In its desire to attack illegal and criminal activity, the only thing that results from subjective policy application to grant financial instruments is the development of new illegal structures and new ways to cheat. Denying opening credit and access to financing to people like us, small miners who depend on this activity, does not solve the problems created by those who use mining to illegally get rich. It’s funny; if you want a loan, it seems to require approaching an entity and avoiding saying that you work in mining. It seems that this unique, criterion is a reflection of a media stigmatization where it seems that the only activity that presents a high risk for the execution of illegal acts is small-scale gold mining. And those who have to do with this process and those who are blind before the panorama are wrong. The reality is that, while denying access to financing to small miners, terrorist financing, money laundering, etc. will continue. You do not have to know about the subject to realize, just by turning on the television at noon you will see a thousand and one ways that bandits find to work under the shadow of illegality.
Why do I believe that subjective criteria for credit denial applies?

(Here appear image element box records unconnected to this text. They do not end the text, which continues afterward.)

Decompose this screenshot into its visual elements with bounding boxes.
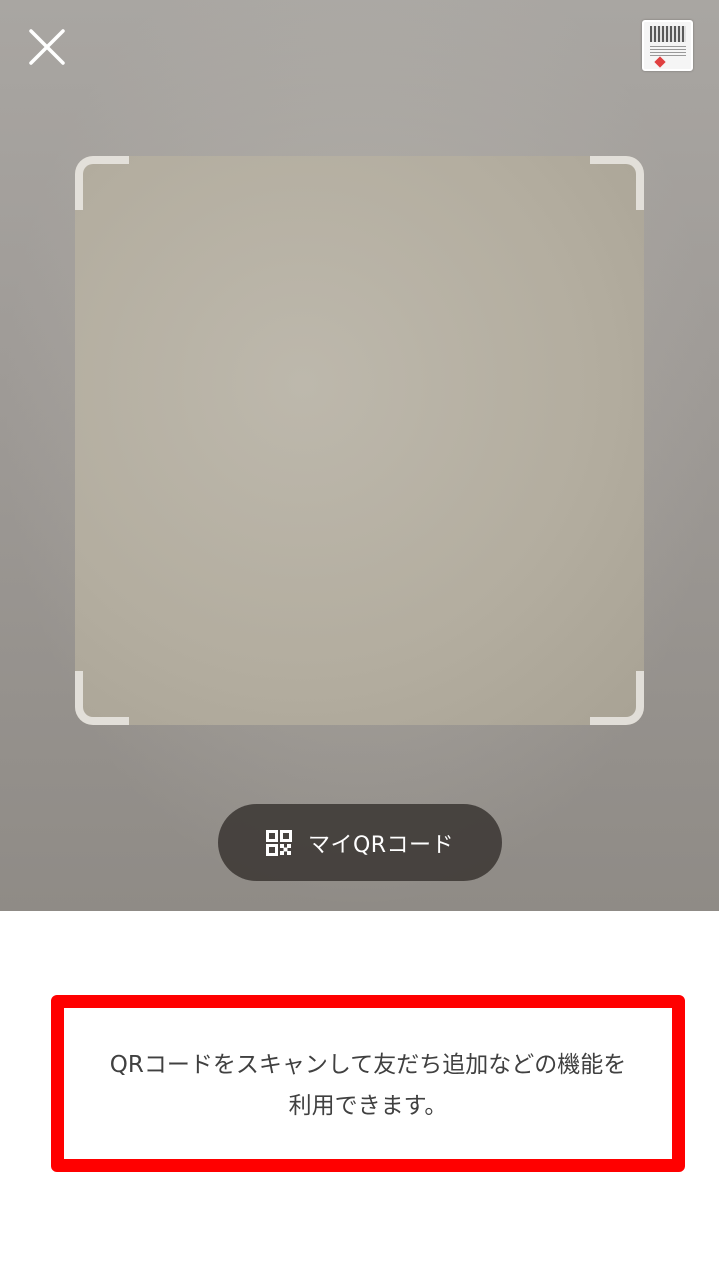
scan-corner-top-right (590, 156, 644, 210)
close-button[interactable] (26, 26, 68, 68)
my-qr-code-label: マイQRコード (307, 832, 455, 858)
info-text-line-2: 利用できます。 (288, 1092, 448, 1119)
my-qr-code-button[interactable]: マイQRコード (218, 804, 502, 881)
scan-corner-bottom-right (590, 671, 644, 725)
camera-viewfinder: マイQRコード (0, 0, 719, 911)
scan-corner-bottom-left (75, 671, 129, 725)
qr-code-icon (265, 829, 292, 856)
thumbnail-image (650, 26, 686, 42)
scan-frame (75, 156, 644, 725)
close-icon (29, 29, 65, 65)
info-text-line-1: QRコードをスキャンして友だち追加などの機能を (109, 1051, 627, 1078)
gallery-thumbnail-button[interactable] (642, 20, 693, 71)
scan-corner-top-left (75, 156, 129, 210)
info-message-box: QRコードをスキャンして友だち追加などの機能を 利用できます。 (51, 995, 685, 1172)
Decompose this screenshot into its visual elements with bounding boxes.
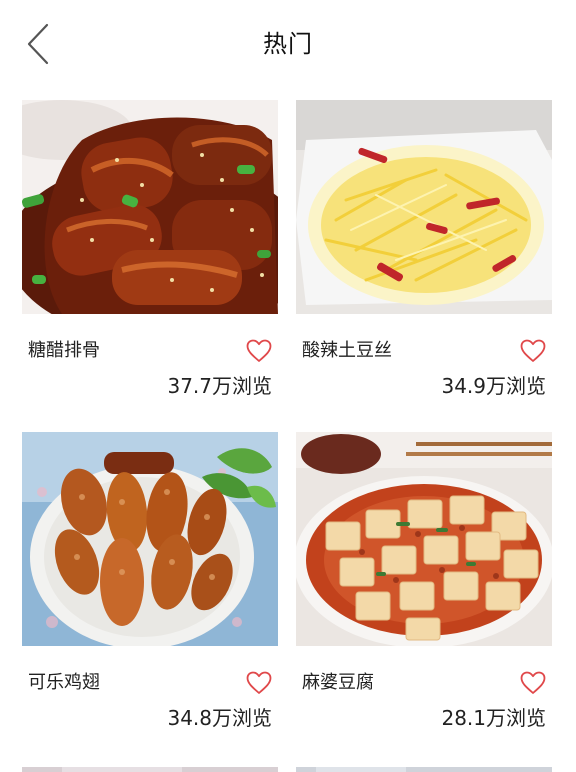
like-button[interactable] [518, 668, 548, 698]
like-button[interactable] [244, 336, 274, 366]
recipe-card[interactable]: 酸辣土豆丝 34.9万浏览 [296, 100, 552, 410]
heart-outline-icon [520, 339, 546, 362]
recipe-photo[interactable] [22, 762, 278, 772]
view-count: 28.1万浏览 [441, 706, 546, 730]
recipe-name: 麻婆豆腐 [302, 672, 374, 693]
view-count: 34.8万浏览 [167, 706, 272, 730]
recipe-card[interactable]: 糖醋排骨 37.7万浏览 [22, 100, 278, 410]
recipe-photo[interactable] [296, 432, 552, 646]
recipe-card[interactable]: 麻婆豆腐 28.1万浏览 [296, 432, 552, 742]
recipe-name: 可乐鸡翅 [28, 672, 100, 693]
view-count: 37.7万浏览 [167, 374, 272, 398]
recipe-photo[interactable] [22, 432, 278, 646]
recipe-name: 糖醋排骨 [28, 340, 100, 361]
recipe-photo[interactable] [296, 762, 552, 772]
like-button[interactable] [518, 336, 548, 366]
recipe-card[interactable]: 可乐鸡翅 34.8万浏览 [22, 432, 278, 742]
recipe-grid: 糖醋排骨 37.7万浏览 酸辣土豆丝 34.9万浏览 可乐鸡翅 34.8万浏览 … [0, 0, 576, 772]
heart-outline-icon [520, 671, 546, 694]
like-button[interactable] [244, 668, 274, 698]
heart-outline-icon [246, 671, 272, 694]
heart-outline-icon [246, 339, 272, 362]
recipe-photo[interactable] [22, 100, 278, 314]
view-count: 34.9万浏览 [441, 374, 546, 398]
recipe-photo[interactable] [296, 100, 552, 314]
recipe-name: 酸辣土豆丝 [302, 340, 392, 361]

The people in charge of reviewing this activity in detail should apply a procedure known as SARLAFT. This is a necessary research process in order to be able to grant financial instruments to workers in risky activities. The application of the process would not be a problem if it were really carried out consciously.
We have delivered all of the requested documents, we have answered the questions, we have attended appointments personally to answer questions. Nothing is enough. We have a mining title, an environmental license, we pay social contributions, we pay taxes, we declare income, we sell only by invoice and, additionally, in our case, we are certified under the Fairmined Standard. For this, an exhaustive external audit is carried out where we must corroborate all statements and more. Is not sufficient. The answer is the same: “The company’s policies cannot grant credit.”

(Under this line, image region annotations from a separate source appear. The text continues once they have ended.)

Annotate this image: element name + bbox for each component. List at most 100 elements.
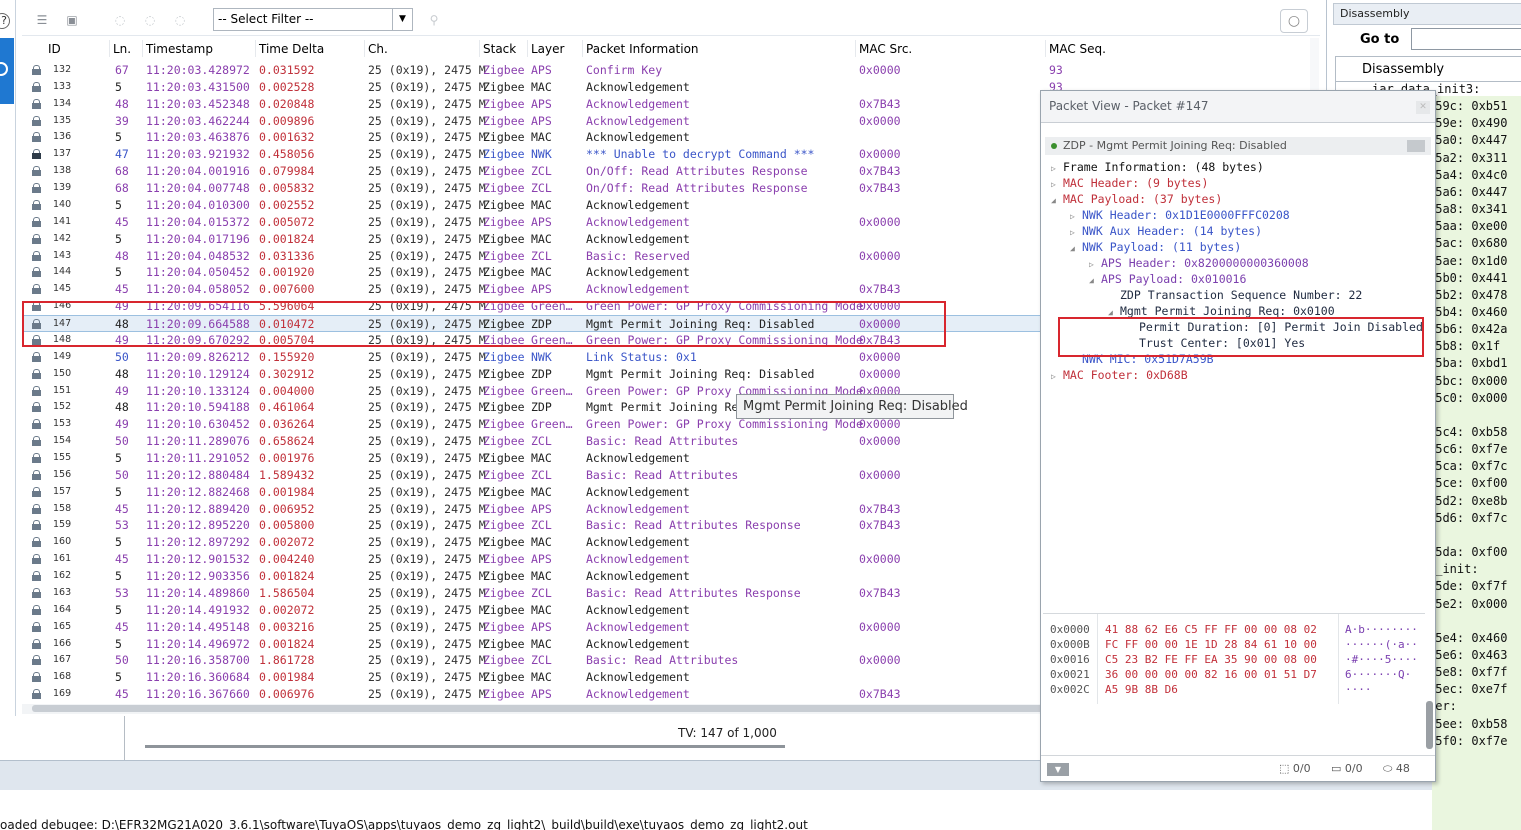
column-header-ch[interactable]: Ch. — [368, 42, 388, 56]
comment-icon[interactable]: ◌ — [112, 13, 128, 27]
disassembly-line[interactable]: 55c4: 0xb58 — [1428, 425, 1507, 439]
disassembly-line[interactable]: 55e8: 0xf7f — [1428, 665, 1507, 679]
list-icon[interactable]: ☰ — [34, 13, 50, 27]
disassembly-line[interactable]: 55c6: 0xf7e — [1428, 442, 1507, 456]
expand-arrow-icon[interactable]: ▷ — [1051, 369, 1063, 385]
filter-icon[interactable]: ⚲ — [426, 13, 442, 27]
hex-scrollbar[interactable] — [1426, 701, 1433, 749]
hex-offset[interactable]: 0x0021 — [1050, 667, 1090, 682]
disassembly-line[interactable]: 55f0: 0xf7e — [1428, 734, 1507, 748]
disassembly-line[interactable]: 55ec: 0xe7f — [1428, 682, 1507, 696]
hex-offset[interactable]: 0x0016 — [1050, 652, 1090, 667]
disassembly-line[interactable]: 55b4: 0x460 — [1428, 305, 1507, 319]
hex-offset[interactable]: 0x000B — [1050, 637, 1090, 652]
column-header-mac-seq[interactable]: MAC Seq. — [1049, 42, 1106, 56]
side-panel-tab[interactable] — [0, 38, 14, 104]
column-divider[interactable] — [479, 40, 480, 57]
hex-bytes[interactable]: C5 23 B2 FE FF EA 35 90 00 08 00 — [1105, 652, 1317, 667]
column-header-ln[interactable]: Ln. — [113, 42, 131, 56]
disassembly-line[interactable]: 55ce: 0xf00 — [1428, 476, 1507, 490]
tree-node[interactable]: ZDP Transaction Sequence Number: 22 — [1108, 287, 1362, 303]
chevron-down-icon[interactable]: ▼ — [1047, 763, 1069, 776]
column-header-time-delta[interactable]: Time Delta — [259, 42, 324, 56]
back-icon[interactable]: ◌ — [142, 13, 158, 27]
column-header-mac-src[interactable]: MAC Src. — [859, 42, 912, 56]
hex-bytes[interactable]: 41 88 62 E6 C5 FF FF 00 00 08 02 — [1105, 622, 1317, 637]
disassembly-line[interactable]: 55e2: 0x000 — [1428, 597, 1507, 611]
disassembly-line[interactable]: 559c: 0xb51 — [1428, 99, 1507, 113]
column-divider[interactable] — [142, 40, 143, 57]
column-header-layer[interactable]: Layer — [531, 42, 564, 56]
tree-node[interactable]: ◢ APS Payload: 0x010016 — [1089, 271, 1246, 287]
tree-node[interactable]: ◢ NWK Payload: (11 bytes) — [1070, 239, 1241, 255]
disassembly-line[interactable]: 55e4: 0x460 — [1428, 631, 1507, 645]
hex-bytes[interactable]: FC FF 00 00 1E 1D 28 84 61 10 00 — [1105, 637, 1317, 652]
column-divider[interactable] — [527, 40, 528, 57]
column-divider[interactable] — [255, 40, 256, 57]
column-divider[interactable] — [1045, 40, 1046, 57]
disassembly-line[interactable]: 55ac: 0x680 — [1428, 236, 1507, 250]
hex-bytes[interactable]: A5 9B 8B D6 — [1105, 682, 1178, 697]
help-icon[interactable]: ? — [0, 13, 10, 29]
table-row[interactable]: 132 67 11:20:03.428972 0.031592 25 (0x19), 2… — [22, 62, 1312, 79]
disassembly-line[interactable]: 55de: 0xf7f — [1428, 579, 1507, 593]
disassembly-line[interactable]: 55ae: 0x1d0 — [1428, 254, 1507, 268]
disassembly-line[interactable]: 55a6: 0x447 — [1428, 185, 1507, 199]
hex-bytes[interactable]: 36 00 00 00 00 82 16 00 01 51 D7 — [1105, 667, 1317, 682]
disassembly-line[interactable]: 559e: 0x490 — [1428, 116, 1507, 130]
disassembly-line[interactable]: 55aa: 0xe00 — [1428, 219, 1507, 233]
tree-node[interactable]: ▷ NWK Aux Header: (14 bytes) — [1070, 223, 1262, 239]
disassembly-line[interactable]: 55ba: 0xbd1 — [1428, 356, 1507, 370]
search-button[interactable]: ○ — [1280, 9, 1308, 33]
disassembly-line[interactable]: 55b0: 0x441 — [1428, 271, 1507, 285]
disassembly-line[interactable]: 55da: 0xf00 — [1428, 545, 1507, 559]
column-divider[interactable] — [109, 40, 110, 57]
column-divider[interactable] — [364, 40, 365, 57]
disassembly-line[interactable]: 55e6: 0x463 — [1428, 648, 1507, 662]
hex-offset[interactable]: 0x002C — [1050, 682, 1090, 697]
tree-node[interactable]: ▷ APS Header: 0x8200000000360008 — [1089, 255, 1309, 271]
column-divider[interactable] — [582, 40, 583, 57]
chevron-down-icon[interactable]: ▼ — [392, 8, 413, 31]
hex-ascii[interactable]: 6·······Q· — [1345, 667, 1411, 682]
disassembly-line[interactable]: 55bc: 0x000 — [1428, 374, 1507, 388]
tree-node[interactable]: ▷ MAC Footer: 0xD68B — [1051, 367, 1188, 383]
hex-offset[interactable]: 0x0000 — [1050, 622, 1090, 637]
tree-node[interactable]: ▷ NWK Header: 0x1D1E0000FFFC0208 — [1070, 207, 1290, 223]
collapse-arrow-icon[interactable]: ◢ — [1070, 241, 1082, 257]
hex-ascii[interactable]: ···· — [1345, 682, 1372, 697]
disassembly-line[interactable]: 55a0: 0x447 — [1428, 133, 1507, 147]
disassembly-line[interactable]: 55d6: 0xf7c — [1428, 511, 1507, 525]
disassembly-line[interactable]: 55ee: 0xb58 — [1428, 717, 1507, 731]
disassembly-line[interactable]: 55c0: 0x000 — [1428, 391, 1507, 405]
column-header-timestamp[interactable]: Timestamp — [146, 42, 213, 56]
collapse-arrow-icon[interactable]: ◢ — [1089, 273, 1101, 289]
hex-ascii[interactable]: ·#····5···· — [1345, 652, 1418, 667]
tree-node[interactable]: ◢ MAC Payload: (37 bytes) — [1051, 191, 1222, 207]
collapse-arrow-icon[interactable]: ◢ — [1051, 193, 1063, 209]
disassembly-line[interactable]: 55a8: 0x341 — [1428, 202, 1507, 216]
forward-icon[interactable]: ◌ — [172, 13, 188, 27]
hex-ascii[interactable]: ······(·a·· — [1345, 637, 1418, 652]
disassembly-line[interactable]: 55a2: 0x311 — [1428, 151, 1507, 165]
column-header-stack[interactable]: Stack — [483, 42, 516, 56]
filter-select[interactable]: -- Select Filter -- — [213, 8, 413, 31]
hex-ascii[interactable]: A·b········ — [1345, 622, 1418, 637]
column-header-id[interactable]: ID — [48, 42, 61, 56]
column-divider[interactable] — [855, 40, 856, 57]
goto-input[interactable] — [1411, 28, 1521, 50]
column-header-packet-information[interactable]: Packet Information — [586, 42, 699, 56]
save-icon[interactable]: ▣ — [64, 13, 80, 27]
row-channel: 25 (0x19), 2475 M — [368, 248, 486, 263]
disassembly-line[interactable]: 55ca: 0xf7c — [1428, 459, 1507, 473]
close-icon[interactable]: ✕ — [1416, 101, 1430, 114]
disassembly-line[interactable]: 55b6: 0x42a — [1428, 322, 1507, 336]
disassembly-line[interactable]: 55a4: 0x4c0 — [1428, 168, 1507, 182]
lock-icon[interactable] — [1407, 140, 1425, 152]
tree-node[interactable]: ▷ MAC Header: (9 bytes) — [1051, 175, 1208, 191]
disassembly-line[interactable]: 55d2: 0xe8b — [1428, 494, 1507, 508]
disassembly-line[interactable]: 55b8: 0x1f — [1428, 339, 1500, 353]
disassembly-line[interactable]: 55b2: 0x478 — [1428, 288, 1507, 302]
tree-node[interactable]: ▷ Frame Information: (48 bytes) — [1051, 159, 1264, 175]
row-length: 48 — [115, 96, 129, 111]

Part of the problem is that those who are responsible to review the submitted documentation within the banking organizations, are not familiar with mining and do not have the knowledge necessary to review the submitted documents. The lack of knowledge is proven by the type of questions they ask. How can you answer “no” in a week, after having received the Environmental License, the PTO, and other documents. How could they read and understand what was delivered in just a week? We have delivered presentations to facilitate the information but still get the same answer.

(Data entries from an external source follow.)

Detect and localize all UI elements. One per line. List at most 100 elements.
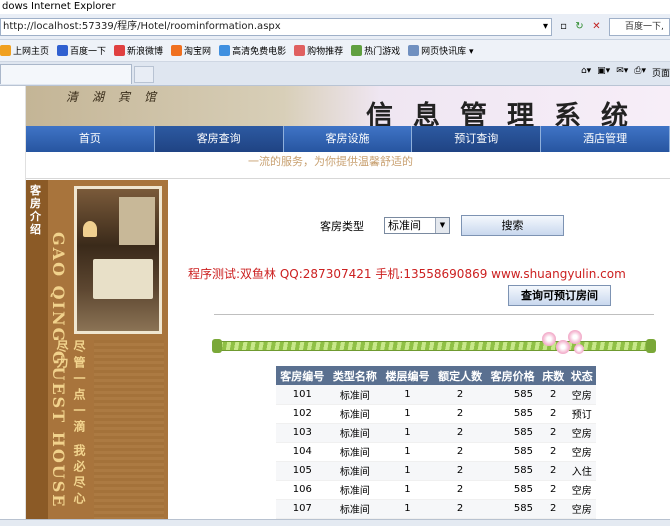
search-button[interactable]: 搜索 (461, 215, 564, 236)
query-reservable-button[interactable]: 查询可预订房间 (508, 285, 611, 306)
flower-icon (568, 330, 582, 344)
table-row: 102 标准间 1 2 585 2 预订 (276, 404, 596, 424)
fav-weibo[interactable]: 新浪微博 (114, 44, 163, 57)
dropdown-arrow-icon[interactable]: ▾ (538, 19, 553, 34)
cell-floor: 1 (381, 385, 434, 405)
game-icon (351, 45, 363, 56)
favorites-bar: 上网主页 百度一下 新浪微博 淘宝网 高清免费电影 购物推荐 热门游戏 网页快讯… (0, 40, 670, 62)
nav-hotel-admin[interactable]: 酒店管理 (541, 126, 670, 152)
cell-type: 标准间 (328, 423, 382, 443)
cell-type: 标准间 (328, 442, 382, 462)
room-type-label: 客房类型 (320, 220, 364, 233)
content-divider (214, 314, 654, 315)
shopping-icon (294, 45, 306, 56)
col-status: 状态 (567, 366, 596, 385)
stop-icon[interactable]: ✕ (589, 19, 604, 34)
table-header-row: 客房编号 类型名称 楼层编号 额定人数 客房价格 床数 状态 (276, 366, 596, 385)
fav-taobao[interactable]: 淘宝网 (171, 44, 211, 57)
flower-icon (574, 344, 584, 354)
hotel-name: 清湖宾馆 (66, 90, 171, 104)
photo-bed (93, 259, 153, 299)
cell-capacity: 2 (433, 385, 487, 405)
address-bar: http://localhost:57339/程序/Hotel/roominfo… (0, 14, 670, 40)
chevron-down-icon[interactable]: ▼ (435, 218, 449, 233)
nav-home[interactable]: 首页 (26, 126, 155, 152)
cell-price: 585 (486, 404, 539, 424)
taobao-icon (171, 45, 183, 56)
site-banner: 清湖宾馆 信息管理系统 (26, 86, 670, 132)
cell-capacity: 2 (433, 404, 487, 424)
rope-knot-left (212, 339, 222, 353)
nav-reservations[interactable]: 预订查询 (412, 126, 542, 152)
cell-room-no: 107 (276, 499, 329, 519)
table-row: 105 标准间 1 2 585 2 入住 (276, 461, 596, 481)
cell-price: 585 (486, 423, 539, 443)
rope-knot-right (646, 339, 656, 353)
col-type: 类型名称 (328, 366, 382, 385)
room-table: 客房编号 类型名称 楼层编号 额定人数 客房价格 床数 状态 101 标准间 1 2 5… (276, 366, 596, 519)
table-row: 107 标准间 1 2 585 2 空房 (276, 499, 596, 519)
cell-capacity: 2 (433, 461, 487, 481)
cell-beds: 2 (538, 423, 568, 443)
col-beds: 床数 (538, 366, 568, 385)
search-input[interactable]: 百度一下, (609, 18, 670, 36)
tab-current[interactable] (0, 64, 132, 84)
fav-games[interactable]: 热门游戏 (351, 44, 400, 57)
cell-beds: 2 (538, 385, 568, 405)
cell-floor: 1 (381, 404, 434, 424)
room-intro-sidebar: 客房介绍 GAO QING GUEST HOUSE 尽管一点一滴 我必尽心尽力 (26, 180, 168, 526)
fav-shopping[interactable]: 购物推荐 (294, 44, 343, 57)
col-room-no: 客房编号 (276, 366, 329, 385)
tab-bar: ⌂▾ ▣▾ ✉▾ ⎙▾ 页面 (0, 62, 670, 86)
url-field[interactable]: http://localhost:57339/程序/Hotel/roominfo… (0, 18, 552, 36)
cell-room-no: 105 (276, 461, 329, 481)
cell-status: 空房 (567, 385, 596, 405)
movie-icon (219, 45, 231, 56)
page-gutter (0, 86, 26, 526)
room-type-select[interactable]: 标准间 ▼ (384, 217, 450, 234)
fav-baidu[interactable]: 百度一下 (57, 44, 106, 57)
cell-capacity: 2 (433, 499, 487, 519)
contact-info: 程序测试:双鱼林 QQ:287307421 手机:13558690869 www… (188, 267, 626, 281)
new-tab-button[interactable] (134, 66, 154, 83)
photo-lamp (83, 221, 97, 237)
cell-status: 空房 (567, 423, 596, 443)
print-icon[interactable]: ⎙▾ (634, 66, 646, 79)
cell-beds: 2 (538, 499, 568, 519)
nav-room-search[interactable]: 客房查询 (154, 126, 284, 152)
fav-home[interactable]: 上网主页 (0, 44, 49, 57)
sidebar-title: 客房介绍 (30, 184, 41, 236)
cell-floor: 1 (381, 442, 434, 462)
nav-facilities[interactable]: 客房设施 (283, 126, 413, 152)
feeds-icon[interactable]: ▣▾ (597, 66, 610, 79)
sidebar-motto: 尽管一点一滴 我必尽心尽力 (55, 340, 86, 509)
cell-beds: 2 (538, 480, 568, 500)
page-menu[interactable]: 页面 (652, 66, 670, 79)
cell-status: 空房 (567, 480, 596, 500)
fav-webslices[interactable]: 网页快讯库 ▾ (408, 44, 474, 57)
compat-view-icon[interactable]: ▫ (556, 19, 571, 34)
table-row: 104 标准间 1 2 585 2 空房 (276, 442, 596, 462)
cell-status: 空房 (567, 442, 596, 462)
table-row: 101 标准间 1 2 585 2 空房 (276, 385, 596, 405)
decorative-rope (214, 341, 654, 351)
cell-status: 空房 (567, 499, 596, 519)
cell-type: 标准间 (328, 499, 382, 519)
sidebar-pattern (94, 340, 164, 520)
col-price: 客房价格 (486, 366, 539, 385)
weibo-icon (114, 45, 126, 56)
cell-price: 585 (486, 480, 539, 500)
webslice-icon (408, 45, 420, 56)
mail-icon[interactable]: ✉▾ (616, 66, 628, 79)
fav-movies[interactable]: 高清免费电影 (219, 44, 286, 57)
home-icon[interactable]: ⌂▾ (581, 66, 591, 79)
cell-room-no: 103 (276, 423, 329, 443)
cell-capacity: 2 (433, 442, 487, 462)
command-bar: ⌂▾ ▣▾ ✉▾ ⎙▾ 页面 (581, 66, 670, 79)
refresh-icon[interactable]: ↻ (572, 19, 587, 34)
cell-type: 标准间 (328, 480, 382, 500)
cell-capacity: 2 (433, 423, 487, 443)
cell-floor: 1 (381, 461, 434, 481)
table-row: 106 标准间 1 2 585 2 空房 (276, 480, 596, 500)
baidu-icon (57, 45, 69, 56)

A person who commits a crime thinks about ways to avoid justice on a daily basis, the tireless worker works honestly and at the end of the day, has the conviction of having done it correctly. Another day means another opportunity to continue leaving the reputation of small mining behind, starting at 7:00 am with gas measurements.
Sebastián Vizcaino Díaz is a Mining and Metallurgy Engineer and Finance Specialist. He is currently the Operations Director of the Mina Chede in the El Tambo municipality, department of Cauca, Colombia.